Das Personal dieses Zentrums konnte sich mit 53 Personen, die 11
Familien bilden, in eine Gemeinde nahe Palenque unterhalten. Mindestens sechs
weitere Familien befinden sich in andere Vierteln von Palenque. Nach
Aussagen der betroffenen und derzeit vertriebenen Personen, traffen am 3. August
2006 gegen 11:40 Uhr in ihre Gemeinde ein: 10 Mannschaftswagen der
Öffentlichen Sicherheitspolizei mit jeweils ca. 15 Beamten pro Fahrzeug; 2
Mannschaftswagen der Bezirkspolizei von Palenque mit jeweils 12
Beamten; 2 Lieferwagen der Firma MAZU; 2 weiße Lieferwagen zu je drei Tonnen; 2
private Lieferwagen Marke Chevrolet; 3 Traktoren, 1 Wagen mit gespiegelten
Fenstern.
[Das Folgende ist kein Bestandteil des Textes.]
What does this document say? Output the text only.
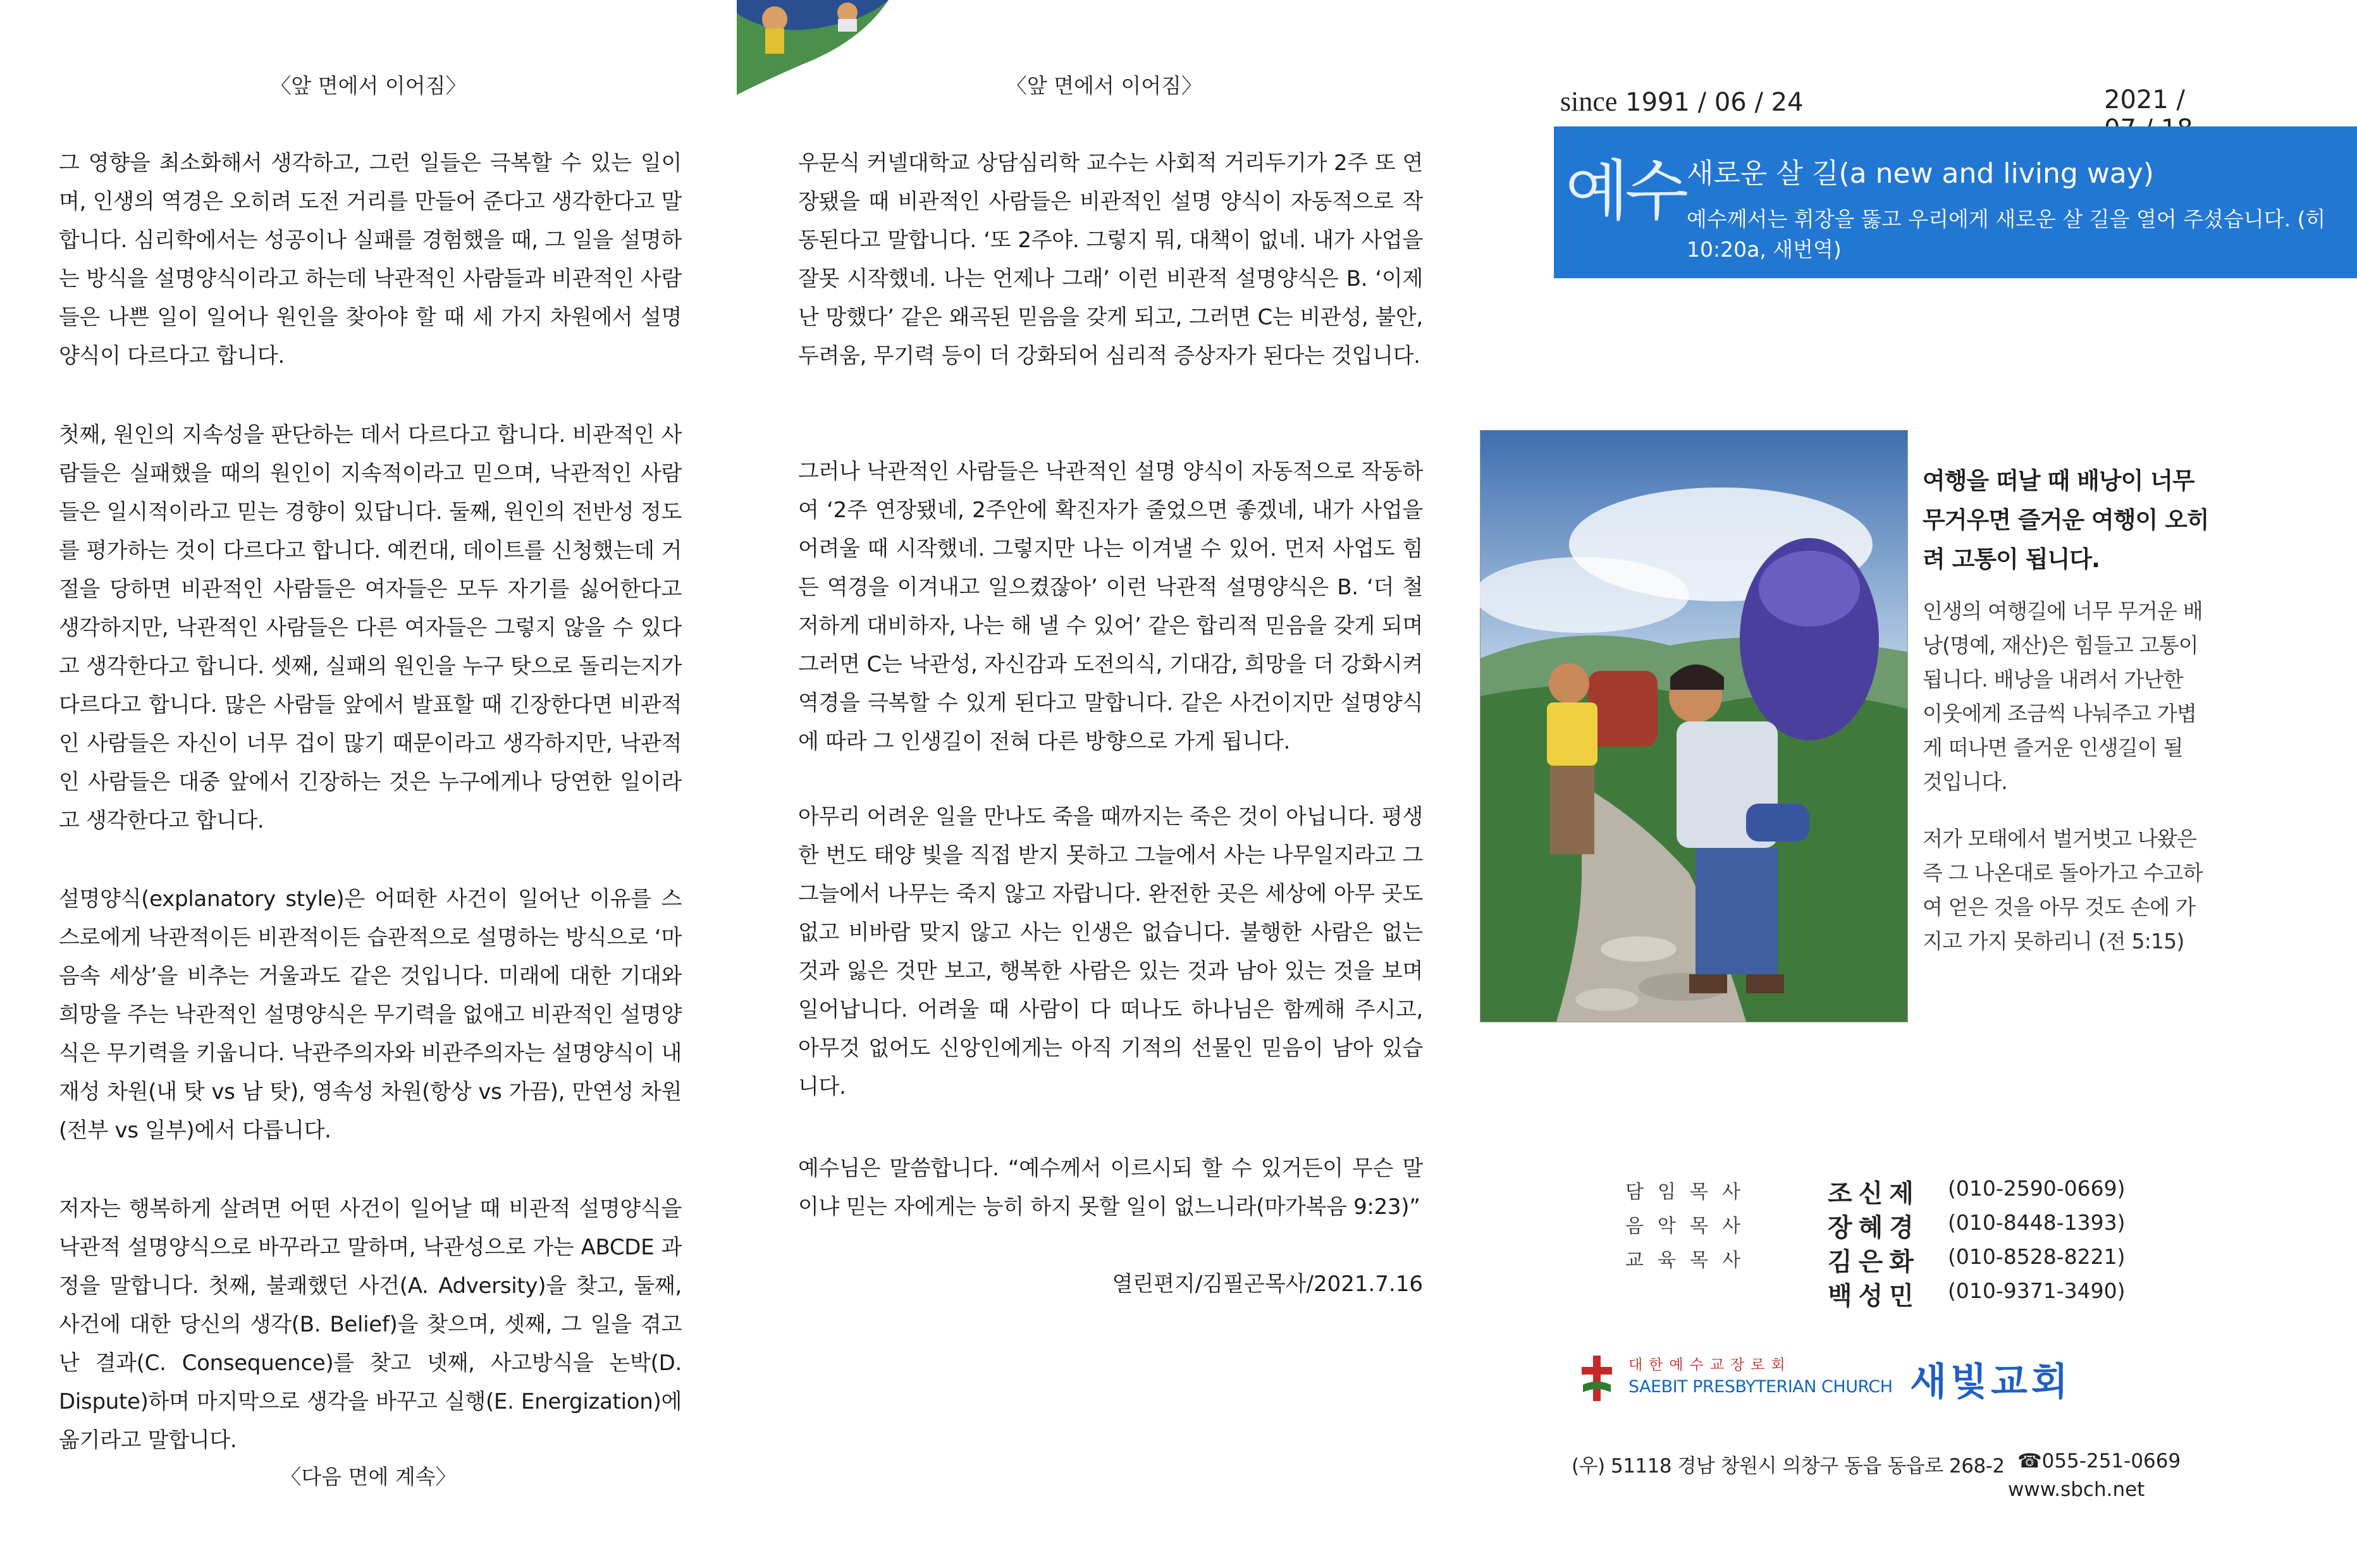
〈앞 면에서 이어짐〉

그 영향을 최소화해서 생각하고, 그런 일들은 극복할 수 있는 일이며, 인생의 역경은 오히려 도전 거리를 만들어 준다고 생각한다고 말합니다. 심리학에서는 성공이나 실패를 경험했을 때, 그 일을 설명하는 방식을 설명양식이라고 하는데 낙관적인 사람들과 비관적인 사람들은 나쁜 일이 일어나 원인을 찾아야 할 때 세 가지 차원에서 설명양식이 다르다고 합니다.

첫째, 원인의 지속성을 판단하는 데서 다르다고 합니다. 비관적인 사람들은 실패했을 때의 원인이 지속적이라고 믿으며, 낙관적인 사람들은 일시적이라고 믿는 경향이 있답니다. 둘째, 원인의 전반성 정도를 평가하는 것이 다르다고 합니다. 예컨대, 데이트를 신청했는데 거절을 당하면 비관적인 사람들은 여자들은 모두 자기를 싫어한다고 생각하지만, 낙관적인 사람들은 다른 여자들은 그렇지 않을 수 있다고 생각한다고 합니다. 셋째, 실패의 원인을 누구 탓으로 돌리는지가 다르다고 합니다. 많은 사람들 앞에서 발표할 때 긴장한다면 비관적인 사람들은 자신이 너무 겁이 많기 때문이라고 생각하지만, 낙관적인 사람들은 대중 앞에서 긴장하는 것은 누구에게나 당연한 일이라고 생각한다고 합니다.

설명양식(explanatory style)은 어떠한 사건이 일어난 이유를 스스로에게 낙관적이든 비관적이든 습관적으로 설명하는 방식으로 ‘마음속 세상’을 비추는 거울과도 같은 것입니다. 미래에 대한 기대와 희망을 주는 낙관적인 설명양식은 무기력을 없애고 비관적인 설명양식은 무기력을 키웁니다. 낙관주의자와 비관주의자는 설명양식이 내재성 차원(내 탓 vs 남 탓), 영속성 차원(항상 vs 가끔), 만연성 차원(전부 vs 일부)에서 다릅니다.

저자는 행복하게 살려면 어떤 사건이 일어날 때 비관적 설명양식을 낙관적 설명양식으로 바꾸라고 말하며, 낙관성으로 가는 ABCDE 과정을 말합니다. 첫째, 불쾌했던 사건(A. Adversity)을 찾고, 둘째, 사건에 대한 당신의 생각(B. Belief)을 찾으며, 셋째, 그 일을 겪고 난 결과(C. Consequence)를 찾고 넷째, 사고방식을 논박(D. Dispute)하며 마지막으로 생각을 바꾸고 실행(E. Energization)에 옮기라고 말합니다.

〈다음 면에 계속〉
〈앞 면에서 이어짐〉

우문식 커넬대학교 상담심리학 교수는 사회적 거리두기가 2주 또 연장됐을 때 비관적인 사람들은 비관적인 설명 양식이 자동적으로 작동된다고 말합니다. ‘또 2주야. 그렇지 뭐, 대책이 없네. 내가 사업을 잘못 시작했네. 나는 언제나 그래’ 이런 비관적 설명양식은 B. ‘이제 난 망했다’ 같은 왜곡된 믿음을 갖게 되고, 그러면 C는 비관성, 불안, 두려움, 무기력 등이 더 강화되어 심리적 증상자가 된다는 것입니다.

그러나 낙관적인 사람들은 낙관적인 설명 양식이 자동적으로 작동하여 ‘2주 연장됐네, 2주안에 확진자가 줄었으면 좋겠네, 내가 사업을 어려울 때 시작했네. 그렇지만 나는 이겨낼 수 있어. 먼저 사업도 힘든 역경을 이겨내고 일으켰잖아’ 이런 낙관적 설명양식은 B. ‘더 철저하게 대비하자, 나는 해 낼 수 있어’ 같은 합리적 믿음을 갖게 되며 그러면 C는 낙관성, 자신감과 도전의식, 기대감, 희망을 더 강화시켜 역경을 극복할 수 있게 된다고 말합니다. 같은 사건이지만 설명양식에 따라 그 인생길이 전혀 다른 방향으로 가게 됩니다.

아무리 어려운 일을 만나도 죽을 때까지는 죽은 것이 아닙니다. 평생 한 번도 태양 빛을 직접 받지 못하고 그늘에서 사는 나무일지라고 그 그늘에서 나무는 죽지 않고 자랍니다. 완전한 곳은 세상에 아무 곳도 없고 비바람 맞지 않고 사는 인생은 없습니다. 불행한 사람은 없는 것과 잃은 것만 보고, 행복한 사람은 있는 것과 남아 있는 것을 보며 일어납니다. 어려울 때 사람이 다 떠나도 하나님은 함께해 주시고, 아무것 없어도 신앙인에게는 아직 기적의 선물인 믿음이 남아 있습니다.

예수님은 말씀합니다. “예수께서 이르시되 할 수 있거든이 무슨 말이냐 믿는 자에게는 능히 하지 못할 일이 없느니라(마가복음 9:23)”

열린편지/김필곤목사/2021.7.16
since 1991 / 06 / 24	2021 /
예수 새로운 살 길(a new and living way)
예수께서는 휘장을 뚫고 우리에게 새로운 살 길을 열어 주셨습니다. (히 10:20a, 새번역)
여행을 떠날 때 배낭이 너무 무거우면 즐거운 여행이 오히려 고통이 됩니다.

인생의 여행길에 너무 무거운 배낭(명예, 재산)은 힘들고 고통이 됩니다. 배낭을 내려서 가난한 이웃에게 조금씩 나눠주고 가볍게 떠나면 즐거운 인생길이 될 것입니다.

저가 모태에서 벌거벗고 나왔은즉 그 나온대로 돌아가고 수고하여 얻은 것을 아무 것도 손에 가지고 가지 못하리니 (전 5:15)

담임목사	조신제 (010-2590-0669)
음악목사	장혜경 (010-8448-1393)
교육목사	김은화 (010-8528-8221)
백성민 (010-9371-3490)
대한예수교장로회
SAEBIT PRESBYTERIAN CHURCH 새빛교회
(우) 51118 경남 창원시 의창구 동읍 동읍로 268-2 ☎055-251-0669
www.sbch.net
Die meisten Fahrzeuge hatten verdeckte Autokennzeichen oder trugen keine.
Nach Berichten der vertriebenen Familien, waren außer den Fahrzeugen
und den bereits erwähnten Polizeibeamten, auch der Richter des
Gerichtsbezirks von Playas de Catazajá anwesend, sowie drei der vermeintlichen
Eigentümer: Gilberto Cruz Sánchez, Eduardo Maitre Collado, Rafael Vázquez
Chávez, die von ungefähr 20 Zivilarbeiter begleitet wurden.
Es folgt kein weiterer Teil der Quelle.